Continuing the Postseason Grades series, let’s talk about Heath Hembree. Hembree also gets a grade of Incomplete – throwing only 7.2 innings in the majors will do that – but I wanted to spin him off into his own post because he should be a major part of the bullpen next year and for years to come.
Hembree was drafted in the fifth round of the 2010 draft out of College of Charleston, and since then has been perhaps the best relief prospect in the Giants system, ranking #3 in Baseball America’s top 10 Giants prospects list before the 2012 season and #7 on the same list before the 2013 season. He was invited to spring training this March and was expected to compete for a spot in the bullpen, but he wasn’t as good as advertised in Arizona and so was sent to Fresno to start the year. At the beginning of the year, lowered velocity and a poor slider led to a tough first couple months in AAA. On July 1st, he found himself with a 5.08 ERA and 16 saves in 33.2 IP.
That’s when Hembree turned it all around. He regained some of that lost velocity and worked hard to improve his slider, and from July 1st until his call-up he had a 2.45 ERA in 22.0 IP with 15 saves, breaking the Fresno Grizzlies team saves record along the way. On other thing that changed in that time period – his luck. From the beginning of the season to July 1st, his BABIP was .340. From July 1st onward, it was .273.

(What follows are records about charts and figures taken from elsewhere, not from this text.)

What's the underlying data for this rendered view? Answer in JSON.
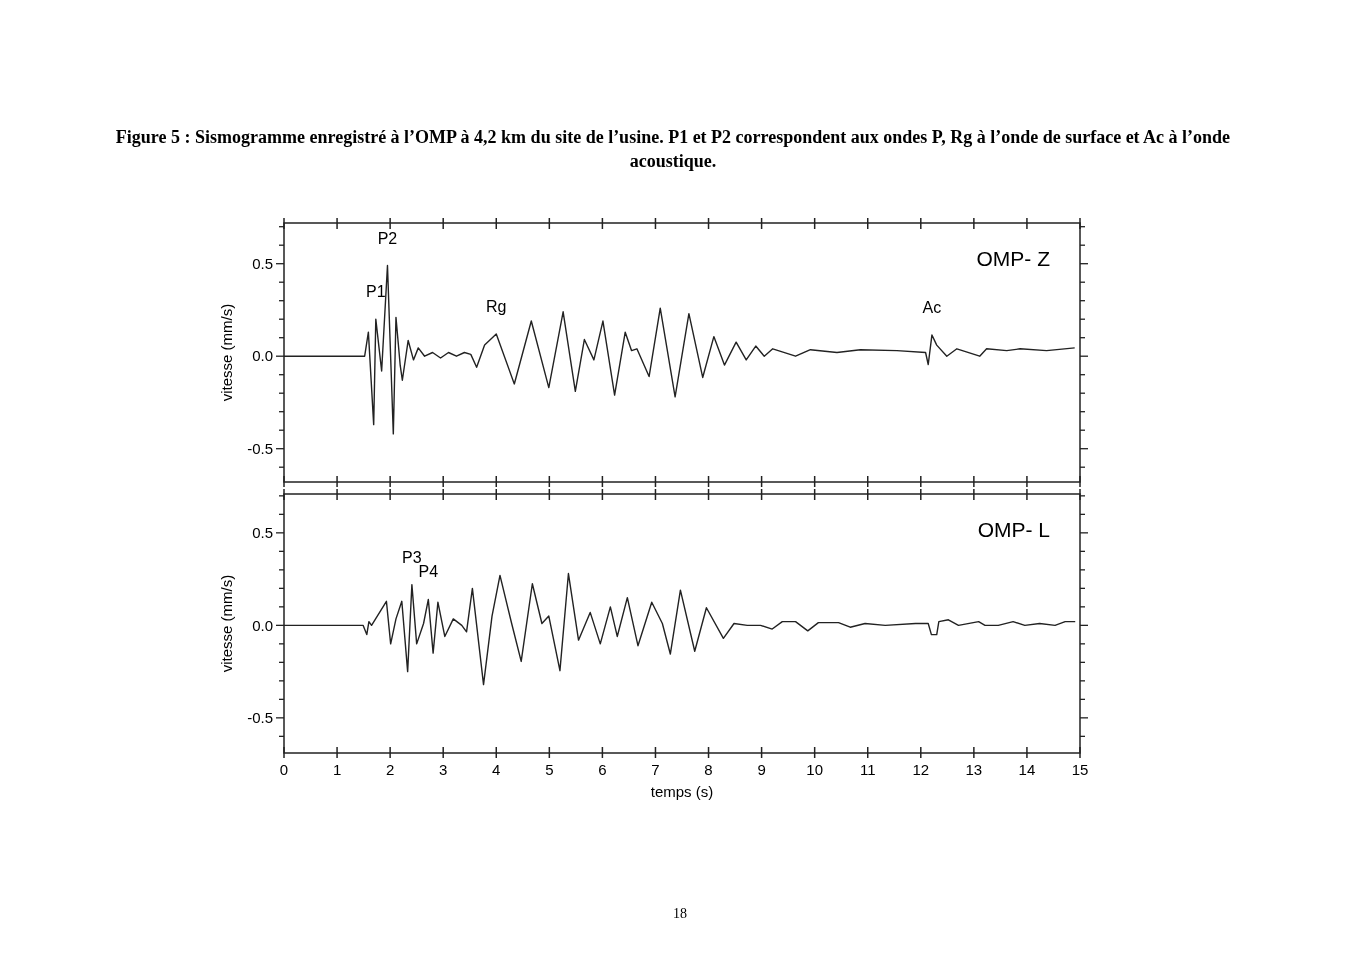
{
  "chart_data": [
    {
      "type": "line",
      "title": "Figure 5 : Sismogramme enregistré à l’OMP à 4,2 km du site de l’usine. P1 et P2 correspondent aux ondes P, Rg à l’onde de surface et Ac à l’onde acoustique.",
      "subtitle": "OMP- Z",
      "ylabel": "vitesse (mm/s)",
      "xlim": [
        0,
        15
      ],
      "xticks": [
        {
          "value": 0,
          "label": null
        },
        {
          "value": 1,
          "label": null
        },
        {
          "value": 2,
          "label": null
        },
        {
          "value": 3,
          "label": null
        },
        {
          "value": 4,
          "label": null
        },
        {
          "value": 5,
          "label": null
        },
        {
          "value": 6,
          "label": null
        },
        {
          "value": 7,
          "label": null
        },
        {
          "value": 8,
          "label": null
        },
        {
          "value": 9,
          "label": null
        },
        {
          "value": 10,
          "label": null
        },
        {
          "value": 11,
          "label": null
        },
        {
          "value": 12,
          "label": null
        },
        {
          "value": 13,
          "label": null
        },
        {
          "value": 14,
          "label": null
        },
        {
          "value": 15,
          "label": null
        }
      ],
      "ylim": [
        -0.68,
        0.72
      ],
      "yticks": [
        {
          "value": -0.6,
          "label": null
        },
        {
          "value": -0.5,
          "label": "-0.5"
        },
        {
          "value": -0.4,
          "label": null
        },
        {
          "value": -0.3,
          "label": null
        },
        {
          "value": -0.2,
          "label": null
        },
        {
          "value": -0.1,
          "label": null
        },
        {
          "value": 0,
          "label": "0.0"
        },
        {
          "value": 0.1,
          "label": null
        },
        {
          "value": 0.2,
          "label": null
        },
        {
          "value": 0.3,
          "label": null
        },
        {
          "value": 0.4,
          "label": null
        },
        {
          "value": 0.5,
          "label": "0.5"
        },
        {
          "value": 0.6,
          "label": null
        },
        {
          "value": 0.7,
          "label": null
        }
      ],
      "tick_labels": "y",
      "grid": false,
      "marker": "none",
      "line_style": "solid",
      "annotations": [
        {
          "text": "P1",
          "x": 1.73,
          "y": 0.2
        },
        {
          "text": "P2",
          "x": 1.95,
          "y": 0.49
        },
        {
          "text": "Rg",
          "x": 4.0,
          "y": 0.12
        },
        {
          "text": "Ac",
          "x": 12.21,
          "y": 0.115
        }
      ],
      "series": [
        {
          "color": "#222222",
          "x": [
            0,
            1.52,
            1.59,
            1.69,
            1.73,
            1.84,
            1.95,
            2.06,
            2.11,
            2.19,
            2.23,
            2.34,
            2.44,
            2.53,
            2.65,
            2.8,
            2.95,
            3.1,
            3.25,
            3.4,
            3.52,
            3.63,
            3.78,
            4.0,
            4.34,
            4.66,
            4.99,
            5.26,
            5.49,
            5.66,
            5.84,
            6.01,
            6.23,
            6.43,
            6.55,
            6.65,
            6.88,
            7.09,
            7.37,
            7.63,
            7.89,
            8.1,
            8.3,
            8.52,
            8.71,
            8.89,
            9.05,
            9.21,
            9.64,
            9.92,
            10.42,
            10.86,
            11.55,
            12.09,
            12.14,
            12.21,
            12.3,
            12.49,
            12.68,
            13.11,
            13.24,
            13.62,
            13.87,
            14.37,
            14.9
          ],
          "values": [
            0,
            0,
            0.13,
            -0.37,
            0.2,
            -0.08,
            0.49,
            -0.42,
            0.21,
            -0.05,
            -0.13,
            0.085,
            -0.02,
            0.045,
            0,
            0.02,
            -0.01,
            0.02,
            0,
            0.02,
            0.01,
            -0.06,
            0.06,
            0.12,
            -0.15,
            0.19,
            -0.17,
            0.24,
            -0.19,
            0.09,
            -0.02,
            0.19,
            -0.21,
            0.13,
            0.03,
            0.04,
            -0.11,
            0.26,
            -0.22,
            0.23,
            -0.115,
            0.106,
            -0.048,
            0.076,
            -0.02,
            0.055,
            0,
            0.04,
            0,
            0.035,
            0.02,
            0.035,
            0.03,
            0.02,
            -0.045,
            0.115,
            0.06,
            0,
            0.04,
            0,
            0.04,
            0.03,
            0.04,
            0.03,
            0.045
          ]
        }
      ]
    },
    {
      "type": "line",
      "subtitle": "OMP- L",
      "xlabel": "temps (s)",
      "ylabel": "vitesse (mm/s)",
      "xlim": [
        0,
        15
      ],
      "xticks": [
        0,
        1,
        2,
        3,
        4,
        5,
        6,
        7,
        8,
        9,
        10,
        11,
        12,
        13,
        14,
        15
      ],
      "ylim": [
        -0.69,
        0.71
      ],
      "yticks": [
        {
          "value": -0.6,
          "label": null
        },
        {
          "value": -0.5,
          "label": "-0.5"
        },
        {
          "value": -0.4,
          "label": null
        },
        {
          "value": -0.3,
          "label": null
        },
        {
          "value": -0.2,
          "label": null
        },
        {
          "value": -0.1,
          "label": null
        },
        {
          "value": 0,
          "label": "0.0"
        },
        {
          "value": 0.1,
          "label": null
        },
        {
          "value": 0.2,
          "label": null
        },
        {
          "value": 0.3,
          "label": null
        },
        {
          "value": 0.4,
          "label": null
        },
        {
          "value": 0.5,
          "label": "0.5"
        },
        {
          "value": 0.6,
          "label": null
        },
        {
          "value": 0.7,
          "label": null
        }
      ],
      "grid": false,
      "marker": "none",
      "line_style": "solid",
      "annotations": [
        {
          "text": "P3",
          "x": 2.41,
          "y": 0.22
        },
        {
          "text": "P4",
          "x": 2.72,
          "y": 0.14
        },
        "18"
      ],
      "series": [
        {
          "color": "#222222",
          "x": [
            0,
            1.49,
            1.56,
            1.6,
            1.65,
            1.93,
            2.01,
            2.11,
            2.22,
            2.33,
            2.41,
            2.5,
            2.63,
            2.72,
            2.81,
            2.9,
            3.03,
            3.19,
            3.35,
            3.44,
            3.55,
            3.76,
            3.92,
            4.07,
            4.29,
            4.47,
            4.68,
            4.86,
            4.99,
            5.2,
            5.36,
            5.55,
            5.77,
            5.96,
            6.15,
            6.28,
            6.47,
            6.67,
            6.93,
            7.13,
            7.28,
            7.47,
            7.74,
            7.96,
            8.28,
            8.48,
            8.73,
            8.98,
            9.2,
            9.39,
            9.64,
            9.87,
            10.07,
            10.45,
            10.67,
            10.95,
            11.33,
            11.9,
            12.14,
            12.2,
            12.3,
            12.34,
            12.52,
            12.71,
            13.09,
            13.21,
            13.46,
            13.74,
            13.96,
            14.24,
            14.53,
            14.72,
            14.91
          ],
          "values": [
            0,
            0,
            -0.05,
            0.02,
            0,
            0.13,
            -0.1,
            0.035,
            0.13,
            -0.25,
            0.22,
            -0.1,
            0.01,
            0.14,
            -0.15,
            0.125,
            -0.06,
            0.035,
            0,
            -0.035,
            0.2,
            -0.32,
            0.05,
            0.27,
            0.01,
            -0.195,
            0.225,
            0.01,
            0.05,
            -0.245,
            0.28,
            -0.08,
            0.07,
            -0.1,
            0.1,
            -0.06,
            0.15,
            -0.11,
            0.125,
            0.01,
            -0.155,
            0.19,
            -0.14,
            0.095,
            -0.07,
            0.01,
            0,
            0,
            -0.02,
            0.02,
            0.02,
            -0.03,
            0.015,
            0.015,
            -0.01,
            0.01,
            0,
            0.01,
            0.01,
            -0.05,
            -0.05,
            0.02,
            0.03,
            0,
            0.02,
            0,
            0,
            0.02,
            0,
            0.01,
            0,
            0.02,
            0.02
          ]
        }
      ]
    }
  ]
}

Hembree repertoire includes a four-seam fastball that sits 92-94 mph and touches 95 with good arm-side run, which is to say the ball tails inward to a right-handed batter. He also throws the aforementioned mid-80s slider as well as a mid-80s changeup. The effectiveness of that slider-changeup combination will dictate how successful Hembree can be against lefties and righties. For example, George Kontos throws primarily just a fastball and a slider, and while Kontos is effective against righties he has struggled against lefties without an effective changeup. So while Hembree’s development of an effective slider is important and encouraging, he’ll need to use his changeup as well in order to be a true shutdown reliever and not a specialist.
In the past, Hembree was marketing as a “future closer” type, once groomed to take over for Brian Wilson, now the same for Sergio Romo. With the struggles of the Giants bullpen this year – Sergio Romo is the only pitcher I would call truly solid, and your mileage on Santiago Casilla may vary – Hembree could find himself in a high-leverage role pretty early next season. I expect him to start out in a 6th/7th inning role next year, but don’t be surprised to see him shutting down the eighth inning before long.